The online exhibit is posted on Waldomore’s web page at http://clarksburglibrary.info/waldomore/exhibits. Please check it out! Waldomore is an elegant antebellum built in 1842 by local businessman Waldo P. Goff and his wife, Harriet Moore. Today, Waldomore is a local history archive, genealogical research facility, and museum associated with Clarksburg-Harrison Public Library.
In May 2018, Kyle Warmack, the Preserve WV AmeriCorps member serving with the Clio Foundation, organized a Civic Service Project at the DuBois on Main Museum in Mt. Hope (Fayette County). The DuBois on Main Museum presents the history and contributions of DuBois High School (1919-1956). The outstanding teachers, accomplished graduates, scholars, athletes and dedicated families created a remarkable environment little seen today, and the museum informs, educates and provides opportunities for inter-generational and interracial gatherings and workshops through exhibits of pictorial, biographical and historical artifacts.

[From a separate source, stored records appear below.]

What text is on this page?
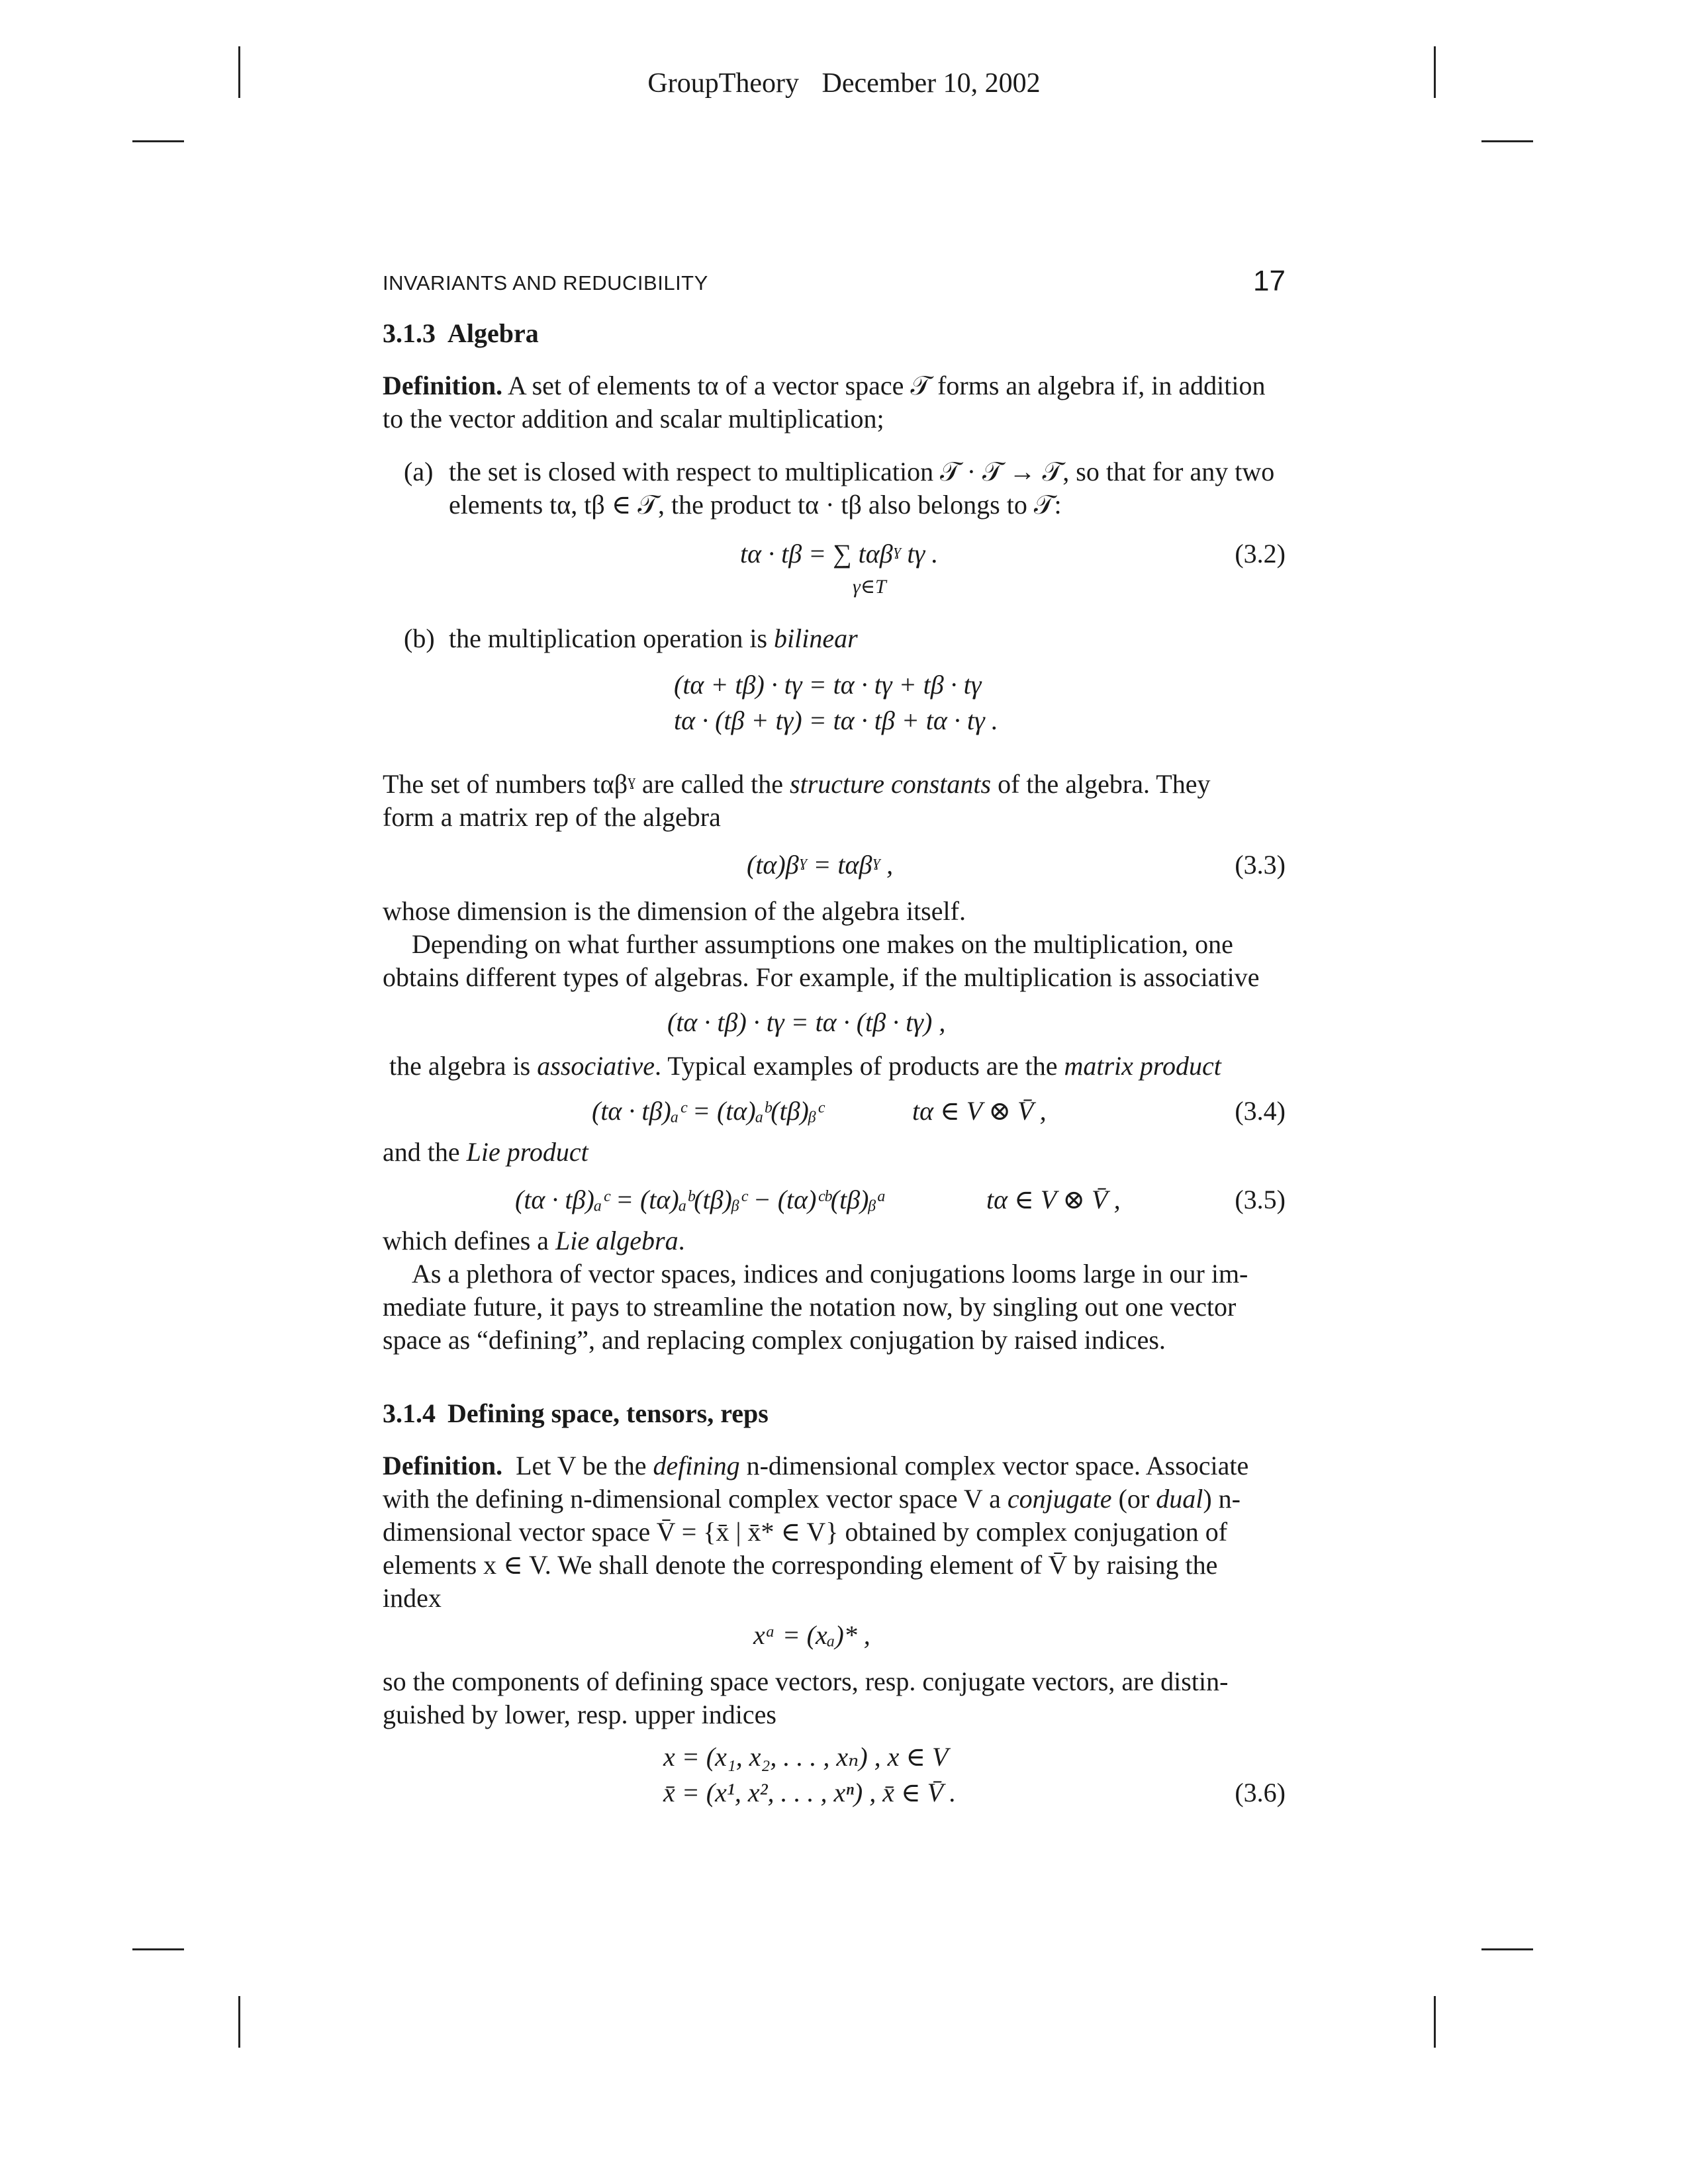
GroupTheory December 10, 2002
INVARIANTS AND REDUCIBILITY	17
3.1.3 Algebra
Definition. A set of elements tα of a vector space 𝒯 forms an algebra if, in addition
to the vector addition and scalar multiplication;
(a) the set is closed with respect to multiplication 𝒯 · 𝒯 → 𝒯, so that for any two
elements tα, tβ ∈ 𝒯, the product tα · tβ also belongs to 𝒯:
tα · tβ = ∑ tαβˠ tγ .
γ∈T
(3.2)
(b) the multiplication operation is bilinear
(tα + tβ) · tγ = tα · tγ + tβ · tγ
tα · (tβ + tγ) = tα · tβ + tα · tγ .
The set of numbers tαβˠ are called the structure constants of the algebra. They
form a matrix rep of the algebra
(tα)βˠ = tαβˠ ,	(3.3)
whose dimension is the dimension of the algebra itself.
Depending on what further assumptions one makes on the multiplication, one
obtains different types of algebras. For example, if the multiplication is associative
(tα · tβ) · tγ = tα · (tβ · tγ) ,
the algebra is associative. Typical examples of products are the matrix product
(tα · tβ)ₐᶜ = (tα)ₐᵇ(tβ)ᵦᶜ	tα ∈ V ⊗ V̄ ,	(3.4)
and the Lie product
(tα · tβ)ₐᶜ = (tα)ₐᵇ(tβ)ᵦᶜ − (tα)ᶜᵇ(tβ)ᵦᵃ	tα ∈ V ⊗ V̄ ,	(3.5)
which defines a Lie algebra.
As a plethora of vector spaces, indices and conjugations looms large in our im-
mediate future, it pays to streamline the notation now, by singling out one vector
space as “defining”, and replacing complex conjugation by raised indices.
3.1.4 Defining space, tensors, reps
Definition. Let V be the defining n-dimensional complex vector space. Associate
with the defining n-dimensional complex vector space V a conjugate (or dual) n-
dimensional vector space V̄ = {x̄ | x̄* ∈ V} obtained by complex conjugation of
elements x ∈ V. We shall denote the corresponding element of V̄ by raising the
index
xᵃ = (xₐ)* ,
so the components of defining space vectors, resp. conjugate vectors, are distin-
guished by lower, resp. upper indices
x = (x₁, x₂, . . . , xₙ) , x ∈ V
x̄ = (x¹, x², . . . , xⁿ) , x̄ ∈ V̄ .	(3.6)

One community volunteer and six AmeriCorps members joined together to clean out the DuBois community garden, dust and clean the museum exhibition, create a collections list of museum items, catalog over 230 museum items, lay the foundation for a future collection's database and even install a printer. The AmeriCorps members' service prepared DuBois on Main Museum for more community interaction, such as community garden planting and the summer tourism season to the museum. Most importantly, the Museum has a template for cataloging its collection and a huge head-start on the total number of items in the museum.
"I am ever so grateful to Kyle Warmack for choosing to get AmeriCorps [out here]." - Jean Evansmore, Museum Director
The project served the residents of Mt. Hope (population approximately 1,350), for whom the Museum serves as both a vessel of community memory and gathering place. The Museum's community room recently hosted 11 candidates for the upcoming local elections, allowing residents of Mt. Hope to stay informed on their future city and county officials--as such, the physical upkeep of the Museum is important, and with Director Jean Evansmore having recently been through two shoulder surgeries, volunteers play an important role. Heavy work like gardening and lawnmowing helps preserve the visual integrity of this important Main Street landmark and the pride of Mt. Hope.
Additionally, our project served the 150+ remaining DuBois alumni who meet every two years to commemorate their school and its important chapter in African American and West Virginia history. This museum is the only comprehensive repository of DuBois knowledge. A digital collections database is not only essential to the long-term preservation of the Museum's materials, it is the first step in preparing the Museum's original documents for high-res scanning. Our project was essential to this process.